A schedule for trying the parallel state and federal prosecutions have been announced.

But if Murdaugh pleads guilty to all federal financial crimes, there will be no federal trial.

The federal indictment charges Murdaugh with 14 counts of money laundering, five counts of wire fraud, one count of conspiracy to commit wire fraud and bank fraud, one count of bank fraud and one count of conspiracy to commit wire fraud.

Although the state grand jury issued its first financial crimes indictments in fall 2021, state law enforcement officials have not tried him yet. They have said that they concentrated their efforts on bringing Murdaugh to trial on murder charges.

Federal prosecutors Emily Limehouse, Winston Holliday and Katie Stoughton were in the courtroom Wednesday.
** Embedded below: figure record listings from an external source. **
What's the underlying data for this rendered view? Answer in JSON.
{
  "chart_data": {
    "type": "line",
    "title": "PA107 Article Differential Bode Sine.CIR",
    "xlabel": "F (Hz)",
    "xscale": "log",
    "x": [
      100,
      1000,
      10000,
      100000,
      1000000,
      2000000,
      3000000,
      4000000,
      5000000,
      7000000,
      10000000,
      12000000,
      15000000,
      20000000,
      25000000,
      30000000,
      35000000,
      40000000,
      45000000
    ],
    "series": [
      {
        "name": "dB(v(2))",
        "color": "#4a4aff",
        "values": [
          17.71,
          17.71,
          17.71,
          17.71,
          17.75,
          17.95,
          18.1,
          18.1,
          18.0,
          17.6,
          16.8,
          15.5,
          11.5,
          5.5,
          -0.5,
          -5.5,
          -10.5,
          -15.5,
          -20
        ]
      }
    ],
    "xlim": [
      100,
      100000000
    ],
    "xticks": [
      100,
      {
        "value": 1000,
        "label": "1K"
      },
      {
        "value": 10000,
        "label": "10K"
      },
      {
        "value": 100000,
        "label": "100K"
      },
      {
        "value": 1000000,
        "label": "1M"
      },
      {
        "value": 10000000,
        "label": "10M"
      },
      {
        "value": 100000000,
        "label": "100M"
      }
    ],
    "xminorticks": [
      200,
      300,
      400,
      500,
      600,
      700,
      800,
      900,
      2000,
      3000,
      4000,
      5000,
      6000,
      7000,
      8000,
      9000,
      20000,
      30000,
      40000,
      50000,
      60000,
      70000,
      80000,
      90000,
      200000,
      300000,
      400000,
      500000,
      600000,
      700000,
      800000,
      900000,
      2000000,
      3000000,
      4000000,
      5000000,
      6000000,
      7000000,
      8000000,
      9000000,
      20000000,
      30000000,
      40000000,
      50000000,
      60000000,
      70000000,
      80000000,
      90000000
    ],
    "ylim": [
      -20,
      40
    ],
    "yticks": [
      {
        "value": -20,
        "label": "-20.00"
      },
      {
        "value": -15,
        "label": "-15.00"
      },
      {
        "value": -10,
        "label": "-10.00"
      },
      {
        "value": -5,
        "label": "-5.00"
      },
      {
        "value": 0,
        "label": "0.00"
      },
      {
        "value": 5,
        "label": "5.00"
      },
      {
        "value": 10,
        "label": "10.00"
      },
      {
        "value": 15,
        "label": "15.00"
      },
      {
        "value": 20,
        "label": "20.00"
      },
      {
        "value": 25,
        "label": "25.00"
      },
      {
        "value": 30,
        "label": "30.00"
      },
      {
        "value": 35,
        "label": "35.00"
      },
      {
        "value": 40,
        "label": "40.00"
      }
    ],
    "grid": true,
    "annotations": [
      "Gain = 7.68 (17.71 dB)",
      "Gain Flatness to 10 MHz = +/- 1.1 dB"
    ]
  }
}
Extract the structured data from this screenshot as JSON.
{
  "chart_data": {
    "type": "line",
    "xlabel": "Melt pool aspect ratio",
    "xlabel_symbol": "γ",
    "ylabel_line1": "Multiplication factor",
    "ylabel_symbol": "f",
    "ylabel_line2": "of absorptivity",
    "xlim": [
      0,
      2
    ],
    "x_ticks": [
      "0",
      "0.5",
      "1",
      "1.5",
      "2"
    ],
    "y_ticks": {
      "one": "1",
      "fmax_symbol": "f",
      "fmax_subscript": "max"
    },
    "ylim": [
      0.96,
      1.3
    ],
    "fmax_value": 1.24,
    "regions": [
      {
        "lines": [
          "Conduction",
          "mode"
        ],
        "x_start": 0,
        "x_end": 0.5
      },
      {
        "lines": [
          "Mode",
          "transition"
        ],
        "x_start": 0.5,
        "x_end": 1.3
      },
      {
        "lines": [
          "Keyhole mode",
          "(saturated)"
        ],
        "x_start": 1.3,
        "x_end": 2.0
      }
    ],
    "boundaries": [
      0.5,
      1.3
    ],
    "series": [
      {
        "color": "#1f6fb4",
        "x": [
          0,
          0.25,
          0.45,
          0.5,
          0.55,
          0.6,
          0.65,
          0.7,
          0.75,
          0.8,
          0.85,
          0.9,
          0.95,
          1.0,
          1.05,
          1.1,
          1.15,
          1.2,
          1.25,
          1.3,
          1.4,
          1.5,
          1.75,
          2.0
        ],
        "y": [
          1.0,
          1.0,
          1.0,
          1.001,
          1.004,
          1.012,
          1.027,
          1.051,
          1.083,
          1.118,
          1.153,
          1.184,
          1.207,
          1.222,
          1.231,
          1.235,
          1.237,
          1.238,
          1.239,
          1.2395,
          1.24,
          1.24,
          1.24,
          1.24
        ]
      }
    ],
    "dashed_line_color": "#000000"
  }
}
They left the courthouse without speaking to reporters.

Murdaugh, a former president of the S.C. Trial Lawyers Association, comes from a family of prominent lawyers.

His father, grandfather and great-grandfather were all solicitors of the 14th Judicial Circuit, a five-county region in the southeastern corner of the state.

Murdaugh’s firm — formerly known as Peters, Murdaugh, Parker, Eltzroth & Detrick, or PMPED — was started by his great-grandfather in 1910, and was known around South Carolina for its multimillion-dollar settlements and verdicts in personal injury cases.

In an effort to disassociate itself from Murdaugh, the firm has since rebranded itself as The Parker Law Group.